Is the God of Muhammad the Father of Jesus?
All of us are much more aware of Islam since September 11. If we did not know it before, we know now that more than 1 billion people on Earth, about one of every six people, are Muslims. In the United States alone, according to Muslim leaders, there are more than 6 million Muslims, a little less than half the size of our nation's largest Protestant denomination, the Southern Baptist Convention (at 15 million). Social scientists who count religious adherents, however, place the number of American Muslims much lower, somewhere between 1.8 million and 2.8 million. This more realistic figure falls in the same range as the Assemblies of God or the Lutheran Church-Missouri Synod. In any case, the faith is growing exponentially in some parts of the country. Today in my hometown of Birmingham, Alabama, which some call the buckle of the Bible belt, there are several mosques and a thriving Muslim community.
We've also been reminded that Islam, along with Judaism and Christianity, is one of the three monotheistic faiths. Some take that fact and assume that all three faiths are just one great religion, or three equally valid pathways to the same God.
But at this historical moment, when Islam is in our consciousness as never before, we need to look at that claim more closely, especially in regard to Islam. One of the better ways to get at an answer is to focus the question like this: Is the Father of Jesus the God of Muhammad? And what difference does the answer make?
What We Share
These three great religions share a number of important traits not shared, for example, by Eastern religions such as Buddhism, Confucianism, Hinduism, and Taoism. Even within these agreements, however, we find significant differences.
First, Christianity, Judaism, and Islam are historical religions. Each claims that God has acted decisively in human history. When they say this divine action occurred varies significantly. In Judaism it is the Exodus, God's delivery of his people from slavery in Egypt ("Let my people go"). For Christianity it is the Incarnation ("the Word was made flesh and dwelt among us"). For Islam it is the beginning of the latest and final revelation, as Muslims see it, with the prophet Muhammad, who was born in 570 in the city of Mecca and died in 632. Furthermore, Islam adopts essential historical figures from both Judaism and Christianity. Moses was a prophet of God, Muslims say, who gave the law of God. Jesus was a friend of God. But when Jesus referred to the Father sending another Counselor, "who will teach you all things and will remind you of everything I have said to you" (John 14:26), Muslims believe Jesus was talking not about the Holy Spirit but about Muhammad.
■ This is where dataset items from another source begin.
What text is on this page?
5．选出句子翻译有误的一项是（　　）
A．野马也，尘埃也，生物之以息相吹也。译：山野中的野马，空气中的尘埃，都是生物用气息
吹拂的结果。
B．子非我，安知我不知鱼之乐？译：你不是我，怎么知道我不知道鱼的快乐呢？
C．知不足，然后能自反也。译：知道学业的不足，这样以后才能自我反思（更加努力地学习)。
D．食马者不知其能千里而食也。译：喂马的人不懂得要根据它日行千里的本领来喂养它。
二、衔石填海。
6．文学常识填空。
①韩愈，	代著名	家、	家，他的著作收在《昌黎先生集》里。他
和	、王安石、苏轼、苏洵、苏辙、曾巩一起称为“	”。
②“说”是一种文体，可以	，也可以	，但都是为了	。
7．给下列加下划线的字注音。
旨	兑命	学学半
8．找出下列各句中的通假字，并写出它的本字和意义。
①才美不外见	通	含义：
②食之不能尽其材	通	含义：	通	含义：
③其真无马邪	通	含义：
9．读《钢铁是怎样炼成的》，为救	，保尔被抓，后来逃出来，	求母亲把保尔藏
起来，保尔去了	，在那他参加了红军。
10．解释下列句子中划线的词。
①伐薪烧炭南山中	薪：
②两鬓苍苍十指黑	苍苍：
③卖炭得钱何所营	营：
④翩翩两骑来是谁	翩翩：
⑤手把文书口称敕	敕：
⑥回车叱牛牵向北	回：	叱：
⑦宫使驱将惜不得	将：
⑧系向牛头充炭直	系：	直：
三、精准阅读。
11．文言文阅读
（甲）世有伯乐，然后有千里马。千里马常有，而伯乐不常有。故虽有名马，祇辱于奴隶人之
Second, these three religions are textual (we might say scriptural). They have holy books. In Judaism it is the Hebrew Bible, consisting of the Law, the Prophets, and the Writings. For Christianity it is the Bible, both the Old and New Testaments. For Islam it's the Qur'an. But the way in which the Qur'an functions in Islam is radically different from the way the Bible functions in Christianity.
The Qur'an was given, so Muslims believe, by the angel Gabriel to the prophet Muhammad over a period of 23 years. It was revealed in Arabic, a direct, divine transcript of a book in heaven. Thus the Qur'an is a divine book. In fact, in some ways, Muslims view the Qur'an as Christians see Jesus Christ: the express image of God, the Word of God. This fact is so important that early Muslims believed, and orthodox Muslim scholars still believe, that the Qur'an cannot be translated. It has been translated, of course, but those translations are not considered authoritative. It must remain in the language of revelation, the language in which it was given, to remain a true revelation for Muslims.